Antes de esa excepción, en el mundo capitalista no faltan ejemplos de severas restricciones a la independencia de la mujer. Por ejemplo, en la RFA la mujer casada no podía trabajar fuera de casa sin permiso de su marido hasta 1957. En Estados Unidos no podían firmar contratos hasta 1960. En Suiza no pudieron votar en las elecciones federales hasta 1971.
Tampoco la vida en el comunismo tuvo una liberación instantánea de la mujer. La autora habla de la “generación silenciosa” soviética, las nacidas entre 1920 y 1945, que consideraban que el sexo era “algo que soportaban” en el matrimonio con el fin de tener hijos. “El amor y el placer no tenían nada que ver con ello”. La mencionada doble carga de trabajo posterior sirvió para “deprimir la función sexual de muchas mujeres”. Ghodsee sentencia: “No cabe duda al respecto: para aquella generación el sexo soviético era un asco”.

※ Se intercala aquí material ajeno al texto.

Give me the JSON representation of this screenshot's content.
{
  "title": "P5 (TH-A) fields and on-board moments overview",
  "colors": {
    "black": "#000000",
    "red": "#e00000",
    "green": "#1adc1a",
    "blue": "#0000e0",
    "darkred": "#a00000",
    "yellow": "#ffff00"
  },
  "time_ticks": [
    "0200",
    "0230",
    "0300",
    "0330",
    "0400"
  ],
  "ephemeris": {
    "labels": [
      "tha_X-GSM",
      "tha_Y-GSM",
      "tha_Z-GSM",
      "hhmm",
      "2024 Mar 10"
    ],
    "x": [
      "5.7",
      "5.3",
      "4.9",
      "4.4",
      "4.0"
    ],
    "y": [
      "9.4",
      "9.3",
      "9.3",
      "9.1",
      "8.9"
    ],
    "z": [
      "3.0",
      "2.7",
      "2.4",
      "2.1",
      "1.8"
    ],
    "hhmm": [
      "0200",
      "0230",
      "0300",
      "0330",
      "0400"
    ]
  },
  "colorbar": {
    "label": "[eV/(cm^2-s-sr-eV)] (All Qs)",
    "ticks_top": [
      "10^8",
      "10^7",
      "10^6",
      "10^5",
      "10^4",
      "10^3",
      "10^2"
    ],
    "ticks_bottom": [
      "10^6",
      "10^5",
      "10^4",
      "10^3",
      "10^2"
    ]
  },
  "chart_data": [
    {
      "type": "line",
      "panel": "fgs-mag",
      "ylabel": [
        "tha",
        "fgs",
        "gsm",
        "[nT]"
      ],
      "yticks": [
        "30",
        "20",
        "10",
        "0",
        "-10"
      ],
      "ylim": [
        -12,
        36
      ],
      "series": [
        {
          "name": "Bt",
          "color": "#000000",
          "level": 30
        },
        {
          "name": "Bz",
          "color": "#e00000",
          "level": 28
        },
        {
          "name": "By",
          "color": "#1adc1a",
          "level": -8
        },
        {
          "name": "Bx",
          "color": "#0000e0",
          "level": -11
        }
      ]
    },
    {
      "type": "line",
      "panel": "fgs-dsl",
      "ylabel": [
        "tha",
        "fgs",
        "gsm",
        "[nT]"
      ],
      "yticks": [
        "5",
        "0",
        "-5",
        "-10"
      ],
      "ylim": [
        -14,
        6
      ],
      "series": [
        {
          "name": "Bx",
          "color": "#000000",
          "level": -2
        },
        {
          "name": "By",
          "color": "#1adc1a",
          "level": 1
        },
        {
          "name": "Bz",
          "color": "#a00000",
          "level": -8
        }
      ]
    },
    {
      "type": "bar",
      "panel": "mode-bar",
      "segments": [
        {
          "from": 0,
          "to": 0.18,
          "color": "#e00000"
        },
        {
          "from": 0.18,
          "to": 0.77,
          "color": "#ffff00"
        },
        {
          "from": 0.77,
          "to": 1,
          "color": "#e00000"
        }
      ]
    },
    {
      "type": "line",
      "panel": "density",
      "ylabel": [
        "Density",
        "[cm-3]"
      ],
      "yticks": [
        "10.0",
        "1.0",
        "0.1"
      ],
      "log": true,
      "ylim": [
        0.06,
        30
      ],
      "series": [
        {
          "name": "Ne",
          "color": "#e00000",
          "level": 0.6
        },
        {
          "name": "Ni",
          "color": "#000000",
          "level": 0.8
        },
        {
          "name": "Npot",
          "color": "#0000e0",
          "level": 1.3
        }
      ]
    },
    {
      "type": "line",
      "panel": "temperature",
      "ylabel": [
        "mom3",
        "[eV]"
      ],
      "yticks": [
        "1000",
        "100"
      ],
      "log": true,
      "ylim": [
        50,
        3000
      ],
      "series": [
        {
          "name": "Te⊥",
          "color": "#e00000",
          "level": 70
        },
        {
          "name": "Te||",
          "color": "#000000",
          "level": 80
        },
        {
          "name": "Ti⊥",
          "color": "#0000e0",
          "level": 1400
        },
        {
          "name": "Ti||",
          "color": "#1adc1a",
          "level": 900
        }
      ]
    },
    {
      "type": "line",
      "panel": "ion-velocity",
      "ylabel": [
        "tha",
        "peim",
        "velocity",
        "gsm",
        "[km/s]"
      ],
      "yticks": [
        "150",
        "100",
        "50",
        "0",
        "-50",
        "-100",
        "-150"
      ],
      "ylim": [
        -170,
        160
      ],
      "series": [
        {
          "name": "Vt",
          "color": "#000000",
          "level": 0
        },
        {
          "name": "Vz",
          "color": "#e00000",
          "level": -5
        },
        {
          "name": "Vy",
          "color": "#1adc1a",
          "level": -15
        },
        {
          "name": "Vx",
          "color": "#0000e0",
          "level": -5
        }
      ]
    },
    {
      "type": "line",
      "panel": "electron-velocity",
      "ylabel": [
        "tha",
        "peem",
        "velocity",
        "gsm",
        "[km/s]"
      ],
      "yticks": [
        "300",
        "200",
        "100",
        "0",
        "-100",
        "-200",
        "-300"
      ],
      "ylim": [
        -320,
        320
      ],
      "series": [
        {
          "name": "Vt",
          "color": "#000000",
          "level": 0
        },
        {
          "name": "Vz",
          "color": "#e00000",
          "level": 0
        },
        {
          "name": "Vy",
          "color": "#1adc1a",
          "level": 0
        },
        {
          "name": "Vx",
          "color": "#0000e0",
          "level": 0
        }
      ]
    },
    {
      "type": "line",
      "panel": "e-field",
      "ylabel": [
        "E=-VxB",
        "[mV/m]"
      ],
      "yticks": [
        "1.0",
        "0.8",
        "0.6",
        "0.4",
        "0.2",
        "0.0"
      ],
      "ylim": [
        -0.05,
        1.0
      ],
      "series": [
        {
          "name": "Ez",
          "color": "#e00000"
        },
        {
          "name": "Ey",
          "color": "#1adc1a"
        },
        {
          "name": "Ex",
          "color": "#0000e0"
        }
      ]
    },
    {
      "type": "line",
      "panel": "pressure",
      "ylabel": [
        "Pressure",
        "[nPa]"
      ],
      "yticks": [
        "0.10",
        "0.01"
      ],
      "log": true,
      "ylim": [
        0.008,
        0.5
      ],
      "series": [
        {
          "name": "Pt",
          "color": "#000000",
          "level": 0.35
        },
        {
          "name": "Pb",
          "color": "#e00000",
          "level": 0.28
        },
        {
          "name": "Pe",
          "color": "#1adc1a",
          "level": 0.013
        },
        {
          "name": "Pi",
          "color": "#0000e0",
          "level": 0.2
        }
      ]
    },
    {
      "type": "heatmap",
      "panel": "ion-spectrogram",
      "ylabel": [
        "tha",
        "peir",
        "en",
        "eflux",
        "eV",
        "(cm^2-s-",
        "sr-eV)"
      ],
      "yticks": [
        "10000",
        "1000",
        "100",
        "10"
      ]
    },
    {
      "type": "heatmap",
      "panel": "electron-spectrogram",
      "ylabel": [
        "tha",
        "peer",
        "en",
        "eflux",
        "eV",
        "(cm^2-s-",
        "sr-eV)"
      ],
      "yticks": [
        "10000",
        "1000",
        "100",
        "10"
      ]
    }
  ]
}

No fue hasta el final del estalinismo, con los nuevos aires de los 60, que se fomentaron concepciones oficiales sobre el sexo que lo situaban en la base del matrimonio. En la última fase del socialismo real, en los años 80 soviéticos, sin un gran futuro por delante, pero con la vida más o menos garantizada, surgió la figura del sexo por amistad. Como decía el corresponsal de La Vanguardia, Rafael Poch, para combatir una vida sin grandes alicientes, los soviéticos tenían “una abultada agenda sexual”.
Según lo remata el libro: “Como algunas soviéticas de entornos urbanos se sentían seguras de posición económica, la sexualidad perdió su valor de intercambio y se convirtió en algo que compartir”. Sin embargo, con el colapso del régimen y la entrada por la vía del shock del capitalismo se volvió a la mercantilización sexual en todas las esferas de la vida. Dan fe los estereotipos de “esposas rusas a la venta”.
No es muy distinto, solo que en otros términos, a lo que denuncia que muestran las estadísticas que ocurre en Estados Unidos y que ocurre en muchas más partes de Occidente. No solo hay mujeres que no pueden trabajar porque no pueden permitirse guarderías, que eran públicas en los sistemas comunistas, sino que los hombres que por sus pocos ingresos no podrían mantener a una mujer cuidando de sus hijos se quedan sin casarse en un elevado porcentaje. No son aptos. La maternidad, de esta manera, se ha convertido en una carga insoportable en países que se supone que son ricos, sentencia.
Los aspectos sobre las diferencias de la cultura sexual entre la RDA y la RFA que aparecen en el libro son los mismos, con idénticas fuentes, que los que comentamos en la columna El Cabecicubo de esta publicación hace unas semanas. La conciliación de la vida laboral, la independencia económica y una educación sexual que perseguía los tabúes logró que en 1989 un 82% de las alemanas del este se mostraba satisfecha con su vida sexual por un 52% en el oeste capitalista.
Es muy revelador, a modo de conclusión, la cita que trae la obra del libro Auténtico porno para mujeres de la Cooperativa de Pornografía Femenina de Cambridge en el que lo que vienen son imágenes de hombres recogiendo a los niños, haciendo la compra y preparando la cena antes de que sus mujeres lleguen a casa del trabajo.